IR students ‘save Christmas’ with handmade toys
The assignment was basic: imagine Santa’s elves need help after a workshop fire. And so it happened that Indian River High School students fulfilled the real-life task of creating toys to donate to local children in need.
To meet that need, Allen Timmons’ construction class designed domino sets with handmade wooden boxes. Each lidded box must snugly hold 28 tiles and a folded set of instructions, but after that, the sky’s the limit. Some containers were tall, while others were long and flat.
The craftsmanship is anonymous, so the students don’t sign their gifts. However, they do put their own personal “touch” on the project, senior William Tyre said.
Junior Keegan Orhelein created a hinged lid “so kids can open and close it with no problem, but not lose the lid.”

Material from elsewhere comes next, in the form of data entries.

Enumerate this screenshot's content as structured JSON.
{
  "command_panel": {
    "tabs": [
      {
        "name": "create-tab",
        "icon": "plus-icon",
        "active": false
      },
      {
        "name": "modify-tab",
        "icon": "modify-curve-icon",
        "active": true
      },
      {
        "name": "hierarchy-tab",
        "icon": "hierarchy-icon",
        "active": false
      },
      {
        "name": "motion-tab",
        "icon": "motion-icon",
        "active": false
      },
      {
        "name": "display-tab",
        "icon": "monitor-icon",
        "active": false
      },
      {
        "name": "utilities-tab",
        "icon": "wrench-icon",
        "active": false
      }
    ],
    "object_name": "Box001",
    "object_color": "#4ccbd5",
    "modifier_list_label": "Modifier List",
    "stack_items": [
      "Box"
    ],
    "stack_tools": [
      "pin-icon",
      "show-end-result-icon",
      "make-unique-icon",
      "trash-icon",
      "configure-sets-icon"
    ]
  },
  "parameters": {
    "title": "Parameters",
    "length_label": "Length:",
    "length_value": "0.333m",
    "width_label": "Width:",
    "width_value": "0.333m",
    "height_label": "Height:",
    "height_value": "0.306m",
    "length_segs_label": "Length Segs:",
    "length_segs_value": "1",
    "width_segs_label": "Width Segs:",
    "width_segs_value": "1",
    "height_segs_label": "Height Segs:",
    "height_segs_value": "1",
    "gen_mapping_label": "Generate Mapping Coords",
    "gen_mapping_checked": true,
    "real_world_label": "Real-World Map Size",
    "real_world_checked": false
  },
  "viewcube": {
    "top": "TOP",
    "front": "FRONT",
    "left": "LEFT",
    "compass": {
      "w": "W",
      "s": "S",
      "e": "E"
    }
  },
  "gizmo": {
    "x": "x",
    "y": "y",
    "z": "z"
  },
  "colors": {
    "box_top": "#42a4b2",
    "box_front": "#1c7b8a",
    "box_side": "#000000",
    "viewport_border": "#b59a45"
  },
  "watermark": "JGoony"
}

Each wooden box was also engraved by laser beam. That’s the trickiest part, said Orhelein. Students create images on the computer, then determine the exact measurements to line up the lid and laser so the engraving is perfectly centered.
With tiny sparks snapping off the wood, the laser cuts side-to-side, like an inkjet printer, but burning away small bits of wood instead of laying down ink. Students then watched their design (usually “Dominoes” text or a small picture) take form.

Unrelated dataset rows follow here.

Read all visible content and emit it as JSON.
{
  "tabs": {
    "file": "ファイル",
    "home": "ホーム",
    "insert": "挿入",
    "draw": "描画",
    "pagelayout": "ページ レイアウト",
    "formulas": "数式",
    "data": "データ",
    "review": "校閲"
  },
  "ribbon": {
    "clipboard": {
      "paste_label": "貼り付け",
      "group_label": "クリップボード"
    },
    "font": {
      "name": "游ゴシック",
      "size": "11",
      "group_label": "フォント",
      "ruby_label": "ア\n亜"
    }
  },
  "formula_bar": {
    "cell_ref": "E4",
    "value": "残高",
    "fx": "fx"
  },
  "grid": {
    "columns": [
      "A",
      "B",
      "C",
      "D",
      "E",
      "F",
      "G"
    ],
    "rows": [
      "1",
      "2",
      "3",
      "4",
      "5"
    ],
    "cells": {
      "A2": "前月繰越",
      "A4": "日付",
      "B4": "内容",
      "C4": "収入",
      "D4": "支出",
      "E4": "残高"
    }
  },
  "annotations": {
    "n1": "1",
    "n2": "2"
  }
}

The laser also cut the dominoes themselves. The class laid quarter-inch sheets of acrylic in the machine, which cut 1-by-2-inch dominoes and etched the game spots.
Like all projects, big or small, this one took some thought. For instance, each student created their box from a single wooden board.
“We lay out each of our pieces to try to minimize waste,” Harkness said.
Plans were hand-drawn, which Timmons said mirrors how most people would build projects in their own home.
This was just one of many service projects for IR’s construction students. Past classes have built storage cabinets for the school, musical-instrument storage units for John M. Clayton Elementary and doghouses for the local SPCA. With this project, not only did the students build their skills, but they also got to share their work with children in need.
“I also like to show the kids about giving back to the community, and they love it,” Timmons said of past projects.